The prime minister’s office and the prime minister’s wife gave Times of Malta statements that manage to sound both categorical and hopelessly vague at the same time. The newspaper offered the Abela couple the opportunity to comment about an internal assessment made by their bankers when Robert Abela ascended the throne. That internal report asked what many people still ask: how are the Abelas so rich?
Bankers cannot be accused of envy. They are required by law to check that the money they hold for their clients comes from legitimate sources and that they’re never caught helping their clients avoid paying their fair share of taxes.
To be fair to the Abelas the internal Bank of Valletta report cited by the newspaper asks questions, but it doesn’t provide definitive answers that the prime couple have been up to no good. The Abelas are still BOV’s customers. Their bankers must presumably be satisfied that there is no call to shut their clients out.
If that’s the case, the Abelas must have provided to their bankers, evidence they have not provided to the public. If the Abelas sent their bankers the answers they sent to Jacob Borg of Times of Malta, they’d have been laughed out of the room. The replies were in that panicked tone: “I’ve done everything right. How dare you imagine otherwise?” That wouldn’t be good enough for a bank. It shouldn’t be good enough for the public, not from their prime minister.
Here’s the problem. The Abelas are not accountable to their bankers. They need only answer their questions about the provenance of their money because if their bankers don’t like them, they’ll have to take their business elsewhere. Whatever questions some lowly officers may have asked, however, it must be remembered that for a bank partly owned by the government and run by a chairman handpicked by the government to fire the prime minister and his wife as their clients would be well-nigh unimaginable. After all the bank knows that if the prime minister doesn’t want the regulators to investigate how they handled him, the prime minister is well placed to arrange for that special kind of selective blindness.
The Abelas are, however, accountable to the public.
They are a pair of lawyers in their early forties. They have no debts. They have properties dotted around the country that are simply worth a lot more than anyone could reasonably bill for providing legal services. So where did it all the money to pay for that come from?

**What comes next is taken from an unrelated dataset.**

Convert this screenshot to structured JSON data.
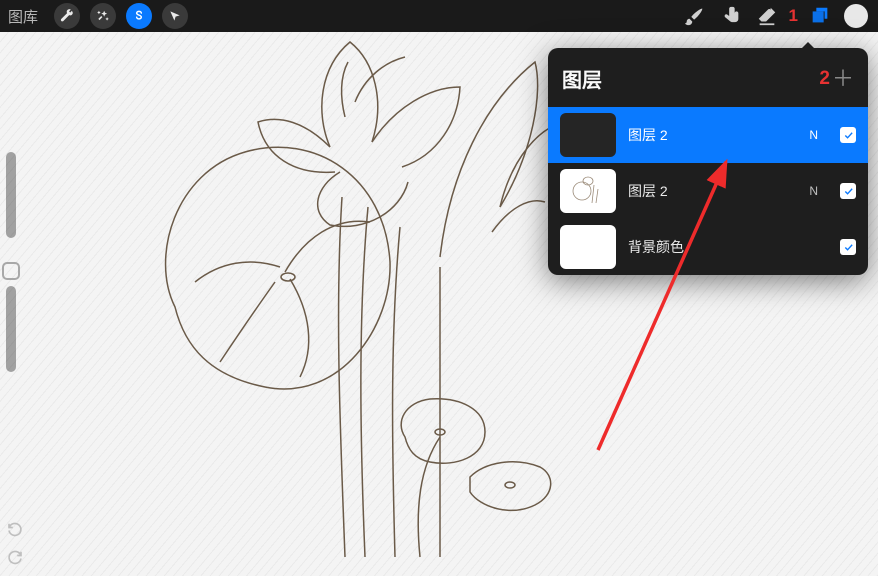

And how is it that we have a prime minister who appears crafty at dodging the rules laid down by the government he runs? How do the Abelas get to draw down their personal expenses from their client accounts? How does their personal business get to operate from a public property with an expired lease? How does the prime minister get to deposit six figure cheques made out to other people? How does the prime minister get to get paid by his employee after hiring him in a government office?
If this is the dodgy stuff we know about, what dodgier stuff we don’t know about might explain the rest of their millions?
The prime minister’s office complained about speculative conclusions being drawn from these questions. Robert Abela has no one to blame but himself for that. The questions are there because Robert and Lydia Abela’s wealth has never been explained. If they don’t explain it, we must necessarily conclude it’s inexplicable. And that’s a problem.
I know it’s a controversial idea, particularly for those to whom it does not matter what their prime minister does if it is the prime minister of their party of choice, but we should not have a tax dodger as prime minister. We should not have a dishonest man in office. If he’s been paid so much money outside the system, he depends on those who have paid him to keep the offending transactions secret. We should not have a prime minister that is so vulnerable to blackmail.
Ultimately, wherever you turn, this is the problem we have. It is not a prime minister with a lot of money. It is a prime minister with a lot to hide, with questions he cannot answer, with debts that do not show up in his spectacular balance sheet but that hold him no less at ransom.
He’s supposed to be the best of us. He’s as dodgy as they come.